All those extra tests make her a little anxious. But Costello said she wants to stay healthy, for as long as possible, for her two daughters and four young grandchildren.
“I did this for my family,” she said. “Because I feel breast cancer is so treatable, and early detection is the best way to treat it.”
Earlier this year, Beth Israel Deaconess Medical Center began offering a breast cancer prediction AI tool to its patients from a company called Clairity. It’s FDA-authorized, but insurance plans don’t cover it. So patients have to pay about $200 for the test.
“There’s equity issues there,” said Dr. Elizabeth Mittendorf, the hospital’s chief of breast surgery. “We don't want a sophisticated test only to be available to our patients who have the financial means to pay for it.”
As the test becomes more affordable, she hopes to expand it to at least 10,000 patients a year.
There are signs of change already. One prominent association, the National Comprehensive Cancer Network, updated its cancer screening guidelines this year to include AI tools.
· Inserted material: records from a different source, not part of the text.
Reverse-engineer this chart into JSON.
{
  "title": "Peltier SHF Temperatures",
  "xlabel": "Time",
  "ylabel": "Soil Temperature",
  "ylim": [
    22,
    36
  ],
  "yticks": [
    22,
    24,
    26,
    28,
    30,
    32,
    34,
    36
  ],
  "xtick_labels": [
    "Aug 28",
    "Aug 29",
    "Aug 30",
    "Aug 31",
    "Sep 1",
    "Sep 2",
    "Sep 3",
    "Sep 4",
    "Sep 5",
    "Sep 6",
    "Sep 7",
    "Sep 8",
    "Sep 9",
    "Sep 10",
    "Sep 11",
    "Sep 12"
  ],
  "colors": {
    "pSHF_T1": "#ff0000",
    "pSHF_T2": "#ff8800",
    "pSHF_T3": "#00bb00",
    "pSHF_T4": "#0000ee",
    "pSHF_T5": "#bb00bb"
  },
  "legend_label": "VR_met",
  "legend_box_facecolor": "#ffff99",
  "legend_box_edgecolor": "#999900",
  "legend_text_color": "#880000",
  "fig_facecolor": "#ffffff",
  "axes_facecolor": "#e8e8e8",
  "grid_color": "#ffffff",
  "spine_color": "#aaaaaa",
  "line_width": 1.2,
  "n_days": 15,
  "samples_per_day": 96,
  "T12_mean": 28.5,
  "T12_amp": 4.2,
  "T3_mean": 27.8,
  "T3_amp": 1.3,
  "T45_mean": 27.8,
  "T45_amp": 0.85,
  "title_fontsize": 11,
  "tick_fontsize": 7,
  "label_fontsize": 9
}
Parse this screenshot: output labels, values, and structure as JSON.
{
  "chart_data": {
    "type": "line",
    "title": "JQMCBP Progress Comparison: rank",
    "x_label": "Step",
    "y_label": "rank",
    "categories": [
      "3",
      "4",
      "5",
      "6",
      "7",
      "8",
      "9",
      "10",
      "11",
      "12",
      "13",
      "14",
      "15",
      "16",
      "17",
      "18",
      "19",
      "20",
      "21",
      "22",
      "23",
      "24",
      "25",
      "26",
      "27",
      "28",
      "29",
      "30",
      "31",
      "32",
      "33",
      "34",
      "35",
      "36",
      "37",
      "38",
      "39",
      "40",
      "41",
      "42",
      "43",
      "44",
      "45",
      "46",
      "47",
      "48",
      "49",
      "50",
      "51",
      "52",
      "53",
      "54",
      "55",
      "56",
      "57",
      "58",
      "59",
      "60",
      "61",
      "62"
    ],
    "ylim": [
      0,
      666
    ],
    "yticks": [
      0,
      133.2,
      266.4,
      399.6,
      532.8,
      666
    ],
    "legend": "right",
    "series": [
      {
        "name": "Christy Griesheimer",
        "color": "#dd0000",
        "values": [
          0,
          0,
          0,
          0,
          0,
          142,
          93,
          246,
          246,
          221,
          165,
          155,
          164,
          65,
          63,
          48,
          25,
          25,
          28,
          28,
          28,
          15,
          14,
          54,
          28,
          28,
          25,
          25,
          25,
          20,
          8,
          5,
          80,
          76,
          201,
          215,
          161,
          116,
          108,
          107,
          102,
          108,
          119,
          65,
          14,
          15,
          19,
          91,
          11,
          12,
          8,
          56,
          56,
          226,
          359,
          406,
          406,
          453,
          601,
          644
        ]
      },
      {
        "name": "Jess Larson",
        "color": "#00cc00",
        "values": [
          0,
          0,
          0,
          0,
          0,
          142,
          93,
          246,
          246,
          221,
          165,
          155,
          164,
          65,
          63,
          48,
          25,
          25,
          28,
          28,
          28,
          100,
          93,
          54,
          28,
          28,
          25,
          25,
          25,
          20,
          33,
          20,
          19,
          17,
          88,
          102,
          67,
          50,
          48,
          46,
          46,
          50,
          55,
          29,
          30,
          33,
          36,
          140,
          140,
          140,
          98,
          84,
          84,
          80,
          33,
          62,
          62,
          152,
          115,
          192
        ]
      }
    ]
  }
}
Mittendorf said she envisions a future in which AI can personalize cancer prevention for everyone. Those at high risk could take steps to detect illness early, or avoid it altogether. And those at low risk could get screened less often — every two years, perhaps, instead of annually.

A mammogram is like a thumbprint: “everyone is unique,” said Dr. Connie Lehman, a Boston-based breast imaging specialist and founder of Clairity. “No two women have the same mammogram.”
AI can extract data from the mammogram to give patients information tailored to their individual lives, said Lehman, who previously worked with Barzilay on the development of the Mirai tool.
“ We're going to be changing the face of breast cancer,” she said. “We're going to be finding all of those women in my practice that used to say, ‘That's impossible that my biopsy came back as cancer. No one in my family's ever had cancer. How can it be?’ ”
Lehman said she heard those words often and wondered how she could offer help to patients sooner.
“And we haven't been able to,” she said, “ until now.”
This segment aired on May 5, 2026. The audio for this segment is not available.